Uma normalização dos fluxos pode devolver o mercado a uma situação de excesso de oferta. Uma nova interrupção prolongada pode consumir rapidamente os inventários e voltar a colocar os preços acima dos 100 dólares.
Para Moçambique, O Risco Continua Nos Combustíveis e Na Inflação
Moçambique é especialmente sensível às oscilações internacionais do petróleo porque depende de combustíveis importados para o transporte, logística, agricultura, indústria e produção de determinados bens e serviços.
Mesmo sem uma subida para 150 dólares, a permanência do petróleo entre 90 e 100 dólares pode aumentar a factura de importação, elevar a procura de moeda externa e pressionar os custos de distribuição dentro do País.
O Banco de Moçambique manteve, em Maio, a taxa MIMO em 9,25%, justificando a decisão com a elevada incerteza sobre a duração do conflito no Médio Oriente e os seus efeitos nas cadeias de abastecimento, nos combustíveis e nos preços dos alimentos. (Banco de Moçambique)
Para as empresas moçambicanas, o risco não se limita ao preço internacional do barril. Inclui igualmente o dólar, os seguros marítimos, os fretes, os custos de financiamento e a eventual necessidade de manter inventários mais elevados.
Um barril mais barato pode não produzir alívio imediato quando o transporte se torna mais caro ou quando a moeda norte-americana se valoriza.
O Mercado Evitou o Pior, Mas Ainda Não Recuperou Segurança
O petróleo não atingiu os 150 ou 200 dólares porque o sistema mundial reagiu.
A procura diminuiu, a produção norte-americana aumentou, as reservas foram utilizadas, os fluxos foram parcialmente restaurados e os exportadores reorganizaram rotas.
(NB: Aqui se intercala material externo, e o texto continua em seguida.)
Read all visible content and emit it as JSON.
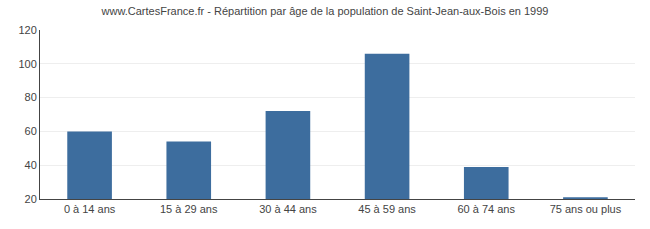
{
  "chart_data": {
    "type": "bar",
    "title": "www.CartesFrance.fr - Répartition par âge de la population de Saint-Jean-aux-Bois en 1999",
    "categories": [
      "0 à 14 ans",
      "15 à 29 ans",
      "30 à 44 ans",
      "45 à 59 ans",
      "60 à 74 ans",
      "75 ans ou plus"
    ],
    "values": [
      60,
      54,
      72,
      106,
      39,
      21
    ],
    "color": "#3d6d9e",
    "ylim": [
      20,
      120
    ],
    "yticks": [
      20,
      40,
      60,
      80,
      100,
      120
    ],
    "grid": true
  }
}
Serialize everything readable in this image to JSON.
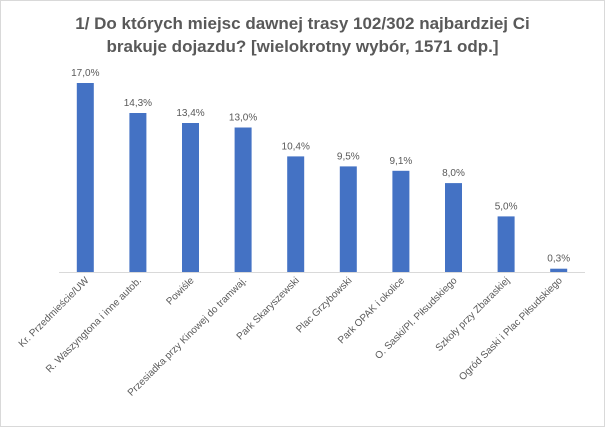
{
  "chart_data": {
    "type": "bar",
    "title_line1": "1/ Do których miejsc dawnej trasy 102/302 najbardziej Ci",
    "title_line2": "brakuje dojazdu? [wielokrotny wybór, 1571 odp.]",
    "categories": [
      "Kr. Przedmieście/UW",
      "R. Waszyngtona i inne autob.",
      "Powiśle",
      "Przesiadka przy Kinowej do tramwaj.",
      "Park Skaryszewski",
      "Plac Grzybowski",
      "Park OPAK i okolice",
      "O. Saski/Pl. Piłsudskiego",
      "Szkoły przy Zbaraskiej",
      "Ogród Saski i Plac Piłsudskiego"
    ],
    "values": [
      17.0,
      14.3,
      13.4,
      13.0,
      10.4,
      9.5,
      9.1,
      8.0,
      5.0,
      0.3
    ],
    "data_labels": [
      "17,0%",
      "14,3%",
      "13,4%",
      "13,0%",
      "10,4%",
      "9,5%",
      "9,1%",
      "8,0%",
      "5,0%",
      "0,3%"
    ],
    "ylim": [
      0,
      17
    ],
    "grid": false,
    "legend": "none",
    "bar_color": "#4472c4",
    "axis_color": "#d9d9d9",
    "label_color": "#595959"
  }
}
O mercado também aprendeu a descontar declarações políticas que podem ser rapidamente revertidas.
Todavia, esta capacidade de adaptação não deve ser confundida com normalização.
A oferta mundial continua abaixo dos níveis anteriores à guerra, as reservas estratégicas estão mais reduzidas, as rotas permanecem vulneráveis e o mercado de produtos refinados continua sob pressão.
O preço não “enlouqueceu” porque existiam amortecedores suficientes para impedir que a interrupção se transformasse numa escassez absoluta.
A questão que passa a orientar o mercado é saber durante quanto tempo esses amortecedores continuarão disponíveis.